Thrust to weight

1. Aug 8, 2004

wolram

Sorry if this question is on the basic side, but i need some way
of calculating the amount of thrust needed to propel a vehicle
a quarter of a mile in 10 seconds.
this vehicle is not built yet, but will be as light as possible, at a
rough guess 300lbs with driver.

2. Aug 8, 2004

abercrombiems02

lets begin with newtons second law
sum F= ma the only problem is m is changing. Lets make one assumption to make this problem a million times simpler. Lets model the mass of the rocket as
Mo - kt. where k is mass consumption rate of the propellant and Mo is the inert mass of the rocket in addition to the initial propellant mass of the rocket, Thus the mass of the rocket at any given time will be Mi + Mp - kt.(Mo = Mi + Mp)
so the acceleration is then (Thrust - Weight)/(Mi + Mp - kt) another great thing about your problem is that the distance is only a quareter mile, therefore another great assumption would be to assume that g is constant. so to find velocity lets integrate acceleration with respect to t. and we obtain v = T/k*(ln(Mo - kt) - ln(Mo)) + Vo, lets assume Vo is 0 if the rocket is resting on the ground. it would also follow that -kt = Mp expelled when the rocket has exhausted all its fuel, therefore v = F/k*ln((Mo + Mp)/Mo) however T/k = Go*Isp Go is the gravity (9.8) and the Isp is the effeciency of the fuel, therefore our thrust is equal to Go*Isp*k = T, this proves higher Isps give a better thrust. so lets integrate v to get or displacement x. if the initial velocity and displacement are 0 then the solution is
x(t) = T/k*[((mo +kt)*ln(mo+kt)-mo*ln(mo))/k+(vo - 1)*Mp/k]

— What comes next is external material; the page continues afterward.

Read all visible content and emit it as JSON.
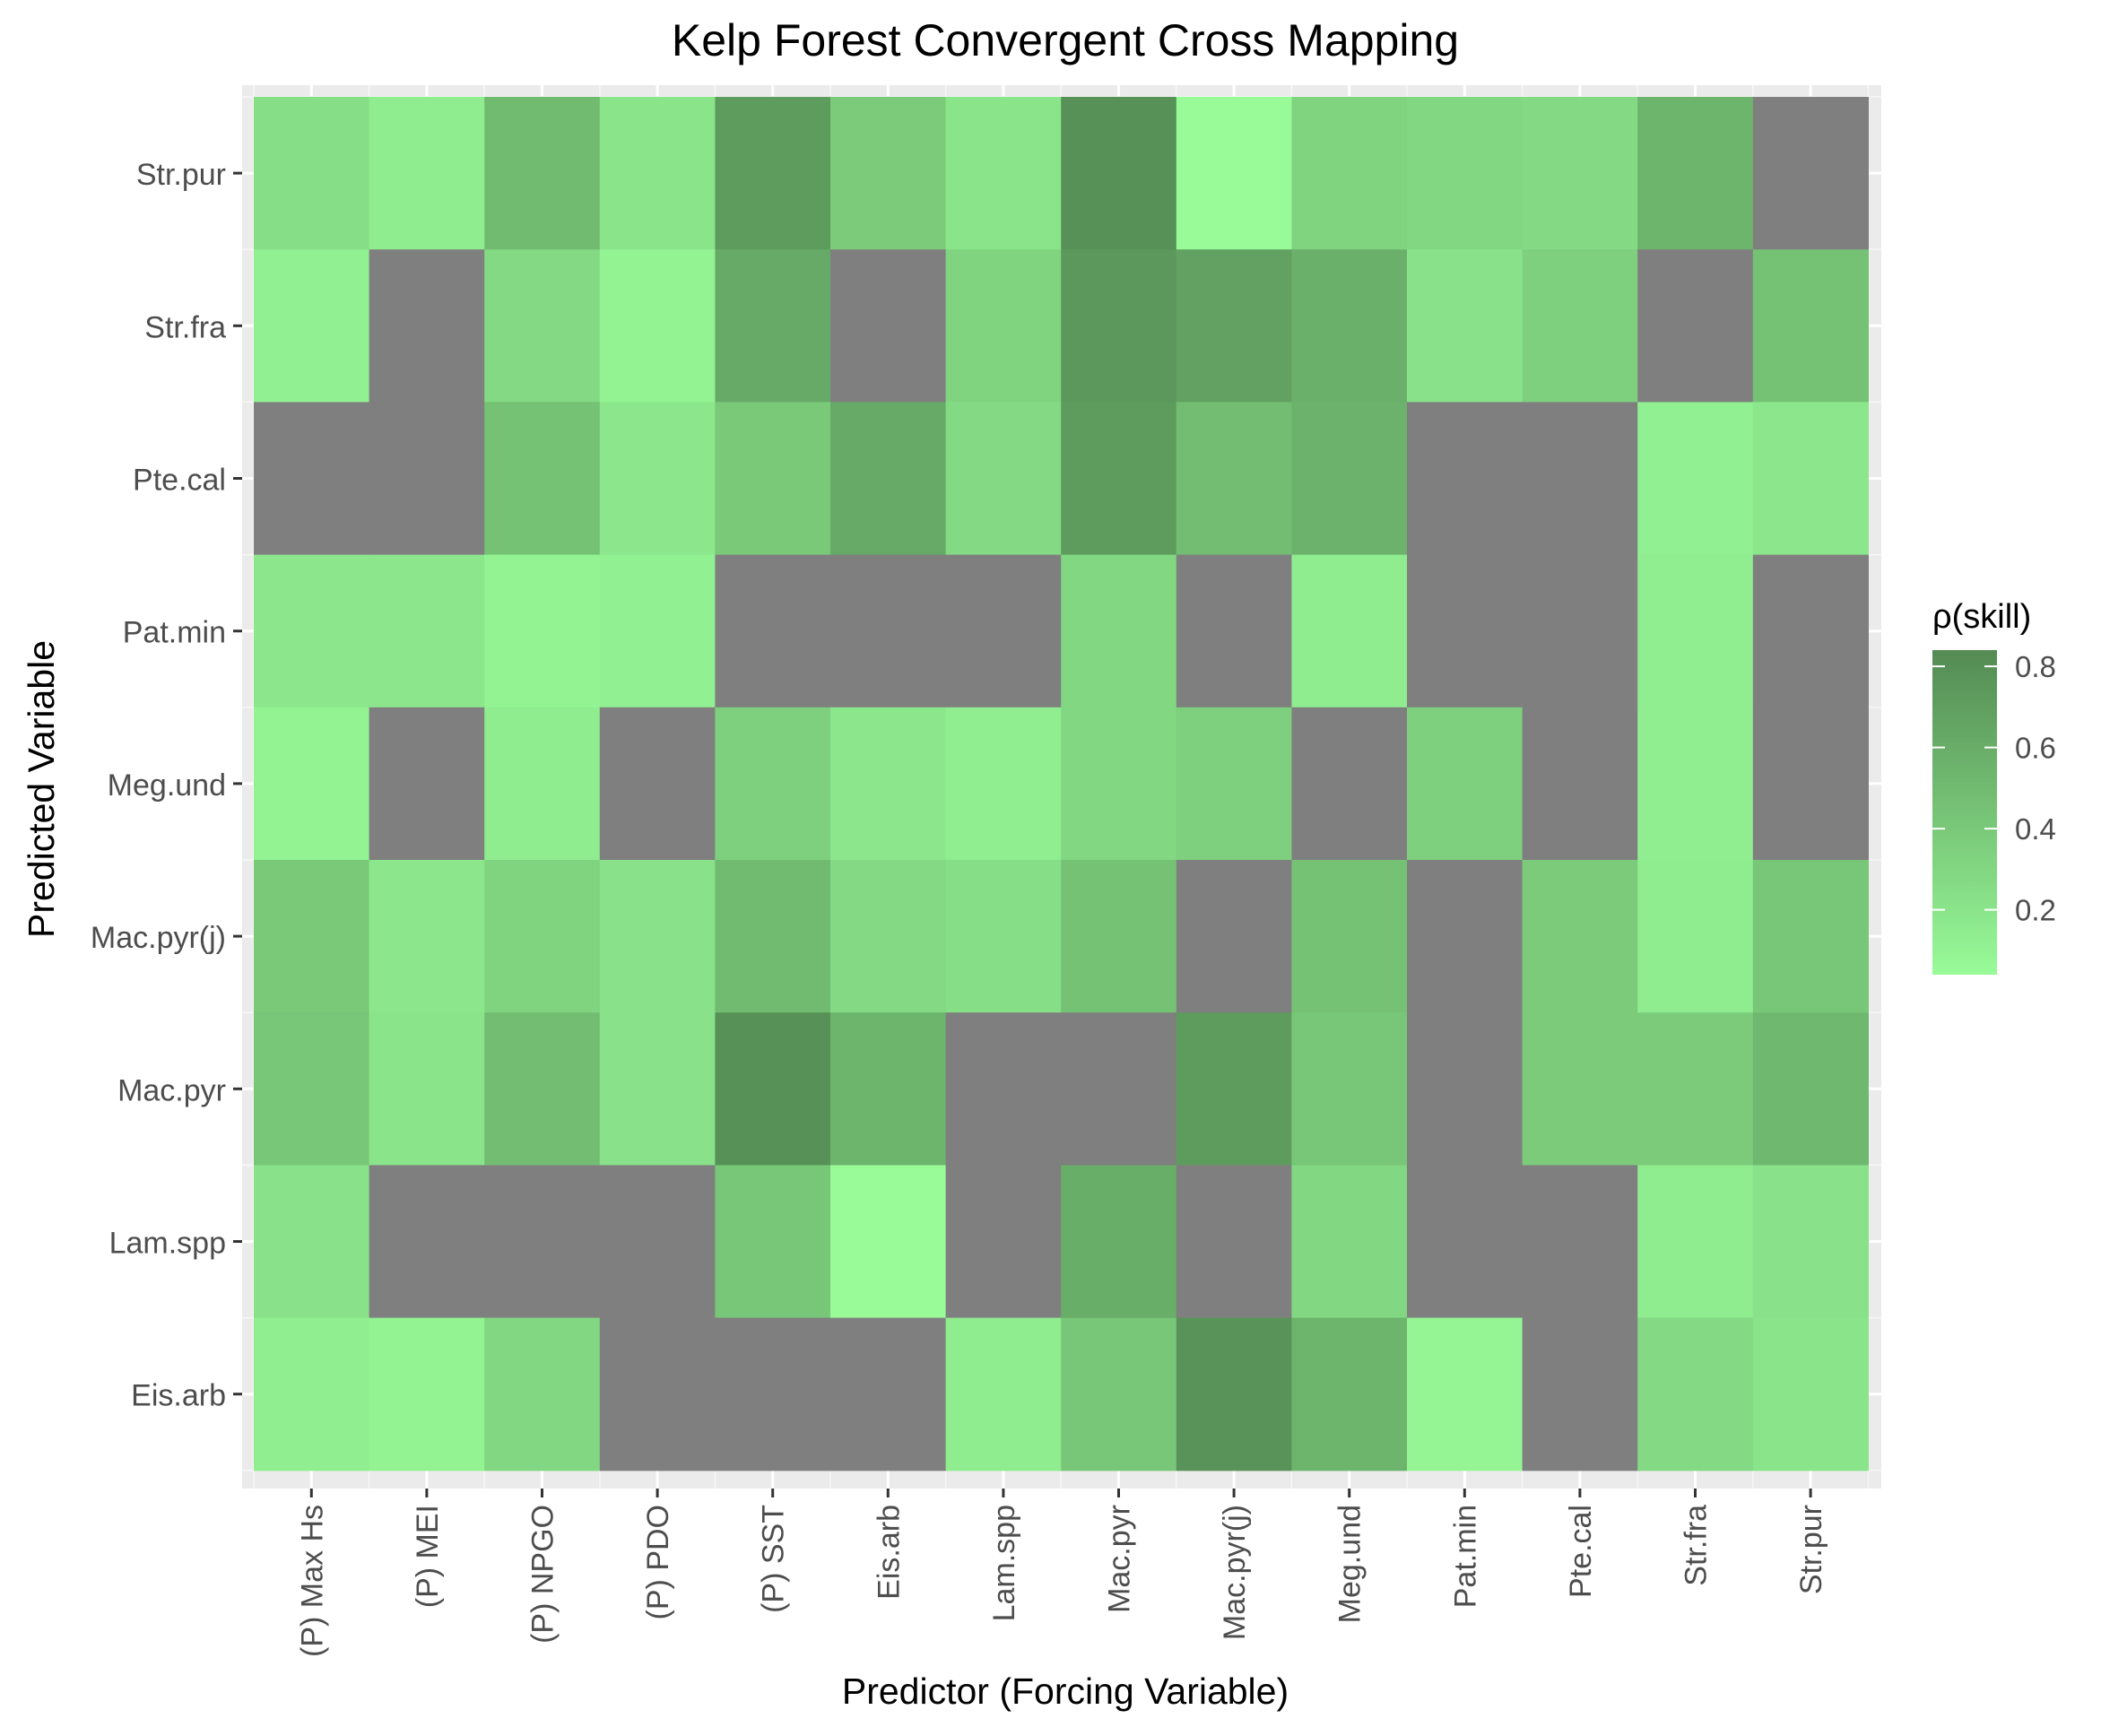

from here simply choose x = 400m mo is the mass of the rocket, mp is the mass of the propellant, typically mp accounts for around 80-90% of the initial mass of the rocket. for smaller rockets this value is closer to 80%, choose a given k (this is the fuel consumption rate in kg/s, an your initial velocity vo is equal to zero. if at time t all the fuel is consumed, then the formula simplifies to

x(t burnout) = T/k*[((mo - mp)*ln(mo - mp)-mo*ln(mo))/k+(vo - 1)*Mp/k]

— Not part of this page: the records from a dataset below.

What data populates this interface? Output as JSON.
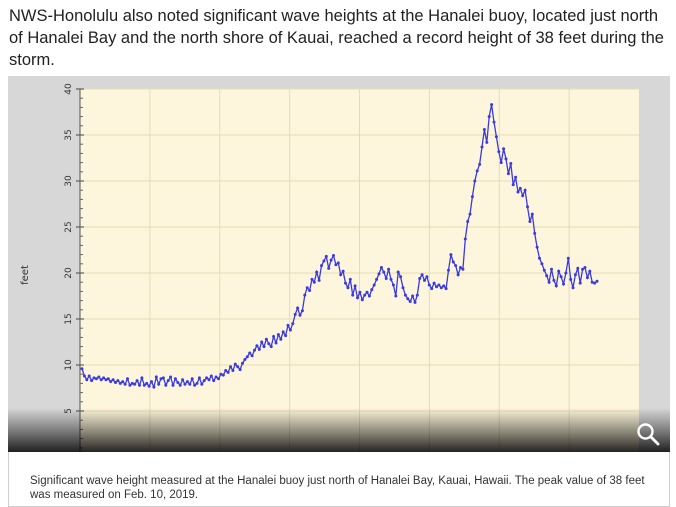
{
  "article": {
    "paragraph": "NWS-Honolulu also noted significant wave heights at the Hanalei buoy, located just north of Hanalei Bay and the north shore of Kauai, reached a record height of 38 feet during the storm."
  },
  "figure": {
    "caption": "Significant wave height measured at the Hanalei buoy just north of Hanalei Bay, Kauai, Hawaii. The peak value of 38 feet was measured on Feb. 10, 2019.",
    "zoom_icon": "magnifier-icon"
  },
  "colors": {
    "plot_background": "#fdf6dc",
    "line": "#3a3ae0",
    "grid": "#e6dcb4",
    "frame": "#d7d7d7"
  },
  "chart_data": {
    "type": "line",
    "title": "",
    "xlabel": "",
    "ylabel": "feet",
    "ylim": [
      0,
      40
    ],
    "yticks": [
      5,
      10,
      15,
      20,
      25,
      30,
      35,
      40
    ],
    "grid": true,
    "legend": "none",
    "series": [
      {
        "values": [
          9.6,
          8.8,
          8.4,
          8.8,
          8.3,
          8.6,
          8.5,
          8.7,
          8.4,
          8.6,
          8.4,
          8.5,
          8.2,
          8.4,
          8.1,
          8.3,
          8.0,
          8.2,
          7.9,
          8.5,
          7.8,
          8.0,
          7.9,
          8.3,
          7.8,
          8.6,
          7.8,
          8.0,
          7.7,
          8.2,
          7.6,
          8.7,
          7.9,
          8.5,
          8.6,
          7.8,
          8.3,
          8.7,
          7.8,
          8.5,
          8.1,
          7.8,
          8.4,
          7.9,
          8.2,
          7.9,
          8.5,
          7.8,
          8.0,
          8.6,
          7.9,
          8.3,
          8.6,
          8.4,
          8.8,
          8.3,
          8.7,
          8.5,
          9.0,
          8.9,
          9.4,
          9.2,
          9.8,
          9.4,
          10.1,
          9.8,
          9.5,
          10.2,
          10.6,
          10.9,
          11.3,
          11.0,
          11.6,
          12.1,
          11.7,
          12.5,
          12.0,
          12.8,
          12.3,
          12.0,
          13.1,
          12.4,
          13.3,
          12.8,
          13.6,
          13.2,
          14.3,
          13.8,
          14.5,
          15.5,
          16.2,
          15.4,
          15.9,
          17.6,
          18.4,
          18.1,
          19.3,
          19.0,
          20.1,
          19.2,
          20.8,
          21.3,
          21.8,
          20.5,
          21.4,
          21.9,
          20.9,
          21.1,
          19.8,
          20.2,
          18.9,
          18.4,
          19.3,
          17.6,
          18.6,
          17.3,
          17.9,
          17.1,
          17.6,
          17.9,
          17.5,
          18.2,
          18.7,
          19.3,
          19.9,
          20.6,
          20.1,
          19.4,
          20.4,
          19.3,
          18.7,
          17.5,
          20.1,
          19.6,
          18.4,
          17.6,
          17.2,
          16.9,
          17.5,
          16.8,
          17.6,
          19.4,
          19.8,
          19.2,
          19.6,
          18.7,
          18.3,
          18.9,
          18.5,
          18.7,
          18.4,
          18.6,
          18.3,
          20.3,
          22.0,
          21.2,
          20.8,
          19.8,
          20.6,
          20.4,
          23.7,
          25.6,
          26.4,
          28.3,
          30.0,
          31.1,
          31.8,
          33.7,
          35.6,
          34.2,
          37.0,
          38.3,
          36.4,
          34.8,
          33.2,
          32.0,
          33.5,
          32.4,
          30.8,
          31.9,
          29.6,
          30.4,
          28.8,
          29.2,
          28.4,
          29.0,
          27.2,
          25.6,
          26.4,
          24.3,
          22.8,
          21.6,
          21.0,
          20.3,
          19.7,
          19.0,
          20.4,
          19.2,
          18.6,
          20.2,
          19.6,
          18.8,
          20.0,
          21.6,
          19.3,
          18.4,
          19.8,
          20.5,
          18.9,
          20.4,
          20.6,
          19.5,
          20.2,
          19.0,
          18.9,
          19.1
        ]
      }
    ]
  }
}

after this point you can simply use projectile motion equations to find the position of the rocket after the fuel has been expended if air resistance is neglected. one thing to note here when choose values, we said T/k = go*Isp well to give u an idea of performance limits, a VERY VERY good conventional rocket engine has an ISP of about 400 s (the unit in Isp is seconds) so your best T/k ratio would be roughly 4000. Another assumption made with this model is that the rocket when firing its engines immdeatly acquires its maximum thrust. In reality there is usually a delta function used and this adds another step but this is dependent on combustion rates, and the effeciency of the fuel pumps if we are using liquid fuel. so if I were you i would use this formula and then tweak around with one last quantity

400 = T/k*[((140 + 10k)*ln(140+10k)-140*ln(140))/k - PMF*140/k]

now lets apply the constraints T/k < 4000 and PMF
(the propellant mass fraction) must lie somwhere from 0.8 to 0.9 or so would be typical values for a conventional rocket. If we want to minimize the thrust required, we need to have a small value of k as well and a low PMF, this is why lower PMF's are common in smaller rockets, so for practical purposes i would choose 0.8

400 = T/k*[((140 + 10k)*ln(140+10k)-140*ln(140))/k - 0.8*140/k]

Now choose some T's and k's until you find a combination that seems approapriate keeping in mind (T/k) < 4000

3. Aug 8, 2004

abercrombiems02

if you want a better report u can check out the website my group used for our aerospace design www.yehudiworks.com[/URL], there are some rocket calculations in the final report that is downloadable off the website

Last edited by a moderator: Apr 21, 2017
4. Aug 8, 2004

wolram

abercrombiems02
You guys are so good, i can make almost anything from plans, but when
math is involved, i am blind, would you be interested in my project?
maybe you think i am pathetic, but i do want to make a last statement
and i think this is my last chance.

5. Aug 8, 2004

krab

This is a physics question. Why is it in the Math forum?